The researchers found another striking difference in the elbow. Tiktaalik relied on its elbow to walk, bending its limb at a 90-degree angle into a push-up position. Qikiqtania’s elbow was locked, with its fin extended out in a straight line.
“It’s not a flexible limb — it’s like a paddle,” Dr. Shubin said.
Qikiqtania also had a bigger fan of rays at the end of its fin, which may have helped it to swim, Dr. Shubin said. It would not have offered any help for walking.
Dr. Shubin suspected that Qikiqtania abandoned the walking habit that its ancestors had recently evolved, opting instead to swim in the open water something like a modern paddlefish.

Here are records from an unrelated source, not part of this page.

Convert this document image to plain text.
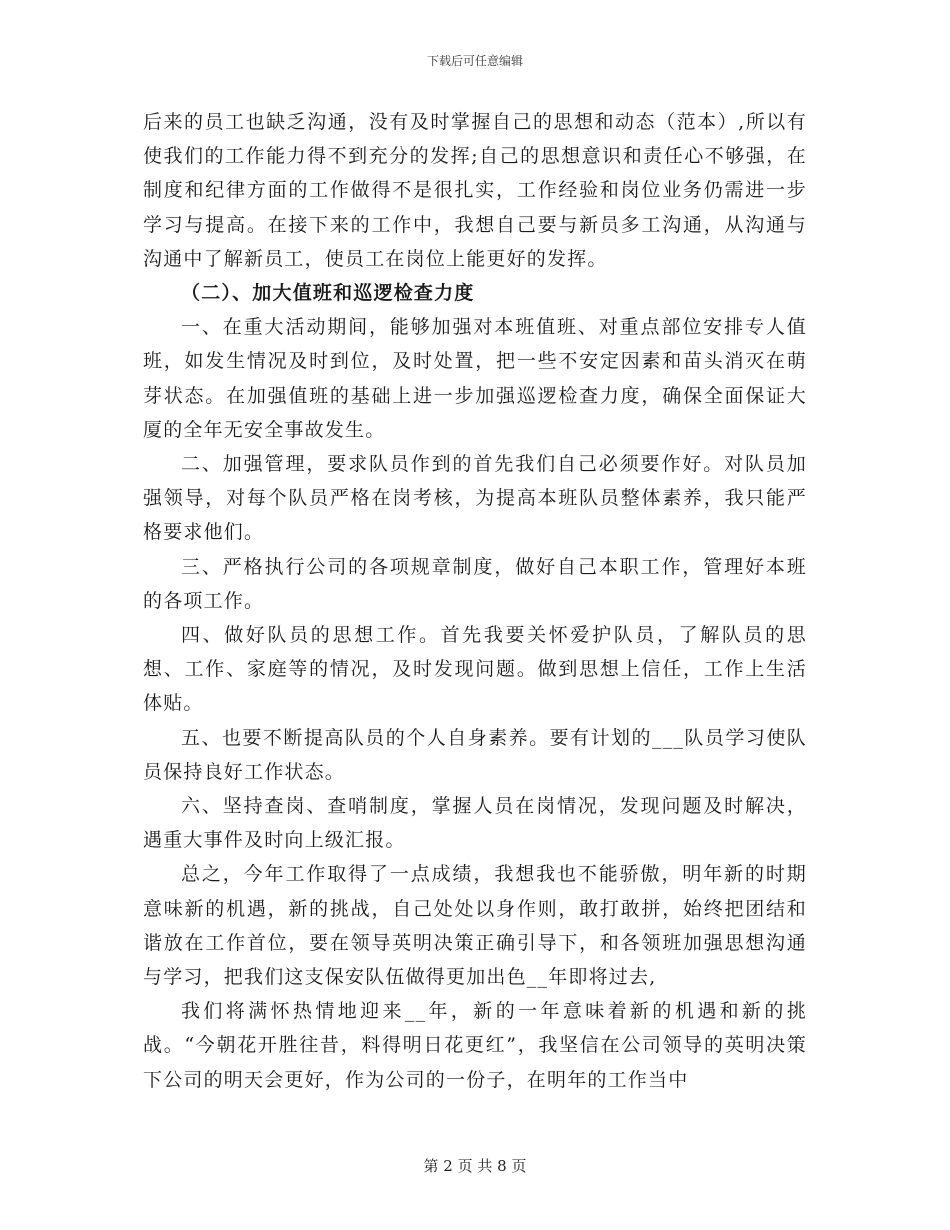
下载后可任意编辑

后来的员工也缺乏沟通，没有及时掌握自己的思想和动态（范本）,所以有使我们的工作能力得不到充分的发挥;自己的思想意识和责任心不够强，在制度和纪律方面的工作做得不是很扎实，工作经验和岗位业务仍需进一步学习与提高。在接下来的工作中，我想自己要与新员多工沟通，从沟通与沟通中了解新员工，使员工在岗位上能更好的发挥。

（二）、加大值班和巡逻检查力度

一、在重大活动期间，能够加强对本班值班、对重点部位安排专人值班，如发生情况及时到位，及时处置，把一些不安定因素和苗头消灭在萌芽状态。在加强值班的基础上进一步加强巡逻检查力度，确保全面保证大厦的全年无安全事故发生。

二、加强管理，要求队员作到的首先我们自己必须要作好。对队员加强领导，对每个队员严格在岗考核，为提高本班队员整体素养，我只能严格要求他们。

三、严格执行公司的各项规章制度，做好自己本职工作，管理好本班的各项工作。

四、做好队员的思想工作。首先我要关怀爱护队员，了解队员的思想、工作、家庭等的情况，及时发现问题。做到思想上信任，工作上生活体贴。

五、也要不断提高队员的个人自身素养。要有计划的___队员学习使队员保持良好工作状态。

六、坚持查岗、查哨制度，掌握人员在岗情况，发现问题及时解决，遇重大事件及时向上级汇报。

总之，今年工作取得了一点成绩，我想我也不能骄傲，明年新的时期意味新的机遇，新的挑战，自己处处以身作则，敢打敢拼，始终把团结和谐放在工作首位，要在领导英明决策正确引导下，和各领班加强思想沟通与学习，把我们这支保安队伍做得更加出色__年即将过去,

我们将满怀热情地迎来__年，新的一年意味着新的机遇和新的挑战。“今朝花开胜往昔，料得明日花更红”，我坚信在公司领导的英明决策下公司的明天会更好，作为公司的一份子，在明年的工作当中

第 2 页 共 8 页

To understand Qikiqtania’s striking evolutionary shift, Dr. Shubin pointed to tetrapods that returned to the water millions of years later. About 50 million years ago, for example, land mammals adapted into aquatic animals that would eventually become whales and dolphins. The discovery of Qikiqtania suggested that some of our ancient relatives gave up walking almost as soon as walking evolved.
But Qikiqtania did not return to the water simply by reverting to the bodies of its swimming ancestors. It probably used the new bite-and-suck attack that tetrapod-like fish evolved. “Not only are they returning to the water, but they’re doing it in new ways,” Dr. Shubin said.
“It’s great to see us fill out the tree of life here,” said Stephanie Pierce, a paleobiologist at Harvard University who was not involved in the new study. “Any new fossil that can help us understand what’s happening during the early stages of the evolution of the tetrapod body plan is incredibly important because we have such few fossils that document this period.”
Still, Dr. Pierce said that more fossils of Qikiqtania would be required to test Dr. Shubin’s hypothesis. It was not clear to her whether the tetrapod’s fin stuck straight out as a rigid paddle, for example.
“It’s a great specimen, and it does open up a lot of questions that I would love to dig into,” she said.
Dr. Shubin and his colleagues are taking a fresh look at some their Tiktaalik fossils to see if they actually come from Qikiqtania. They also wonder if a mysterious tetrapod-like fossil discovered in Scotland in the 1990s could belong to Qikiqtania’s lineage, too.
Next year, Dr. Shubin and his colleagues are planning an expedition back to Nunavut for the first time in nine years. They intend to return to Dr. Shubin’s 2014 lunchtime spot and to dig for more fossils. It is possible that they will find more tetrapod-like fish that evolved strange adaptations of their own.
“I feel like a kid in a candy store waiting to get back in the store,” Dr. Shubin said.